Una sorta di tumore a comprimere tutto il mio organismo ed a ricordarmi per sempre la gravità del mio errore.
Nonostante il fiume di sangue in cui mi trovavo, il mio signore ha fatto in modo che non perdessi mai coscienza di ciò che mi stava accadendo.
Lentamente la sua mano, ormai soddisfatta della mia sofferenza, riemerse dal mio corpo sfigurato.
Il mio petto ora presentava un buco grande come il suo pugno ed in fondo ad esso potevo scorgere la pietra che ormai aveva trovato il suo posto nelle mie carni, proprio sopra il mio cuore.
Anche il battito stesso aveva mutato il suo ritmo, schiacciato sotto quel sasso che lo avrebbe torturato per sempre.
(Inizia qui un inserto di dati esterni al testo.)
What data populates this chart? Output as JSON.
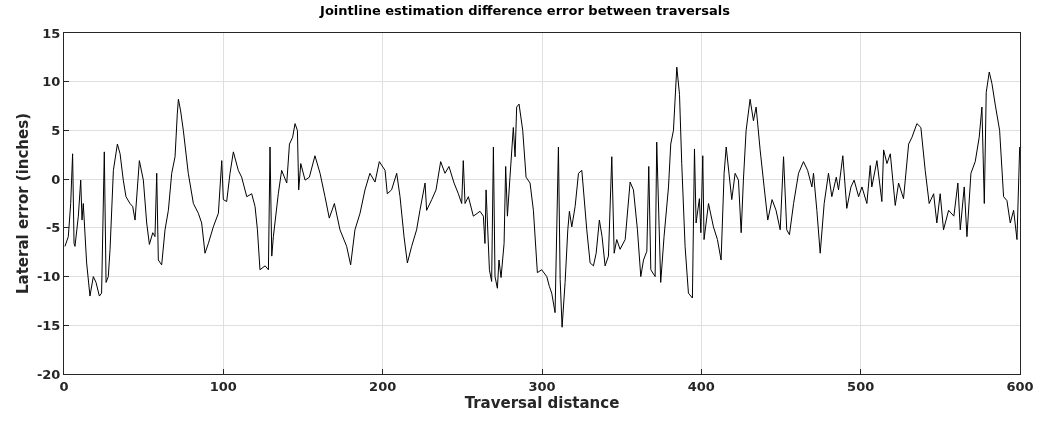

I miei occhi pieni di terrore cercavano un soccorso in quelli del mio padrone.
Lui, ormai pago del suo sadismo, mi guardo' con compassione dicendo:”tra pochi giorni la ferita sarà rimarginata, ma quella pietra resterà per sempre dentro di te.”
“Sarà la pietra della tua vergogna e lentamente e dolorosamente ti porterà alla morte.”
“Io sarò con te fino alla fine.”
“Sono io ora il tuo padrone e tu il mio schiavo finché avrai fiato per servirmi.”
“Non avrai mai il mio perdono per ciò che hai commesso e puoi reputarti fortunato se da oggi ti permetterò di sopravvivere nutrendoti dei miei scarti.”
“Soffri schiavo, soffri!”
“E prova pietà di te stesso, per ciò che sei.”
“Ricordalo bene! Stampalo a fuoco nel tuo cervello!”
“Tu non sei nulla.”
“E se vali qualcosa è perché sono io a dare un senso alla tua squallida esistenza.”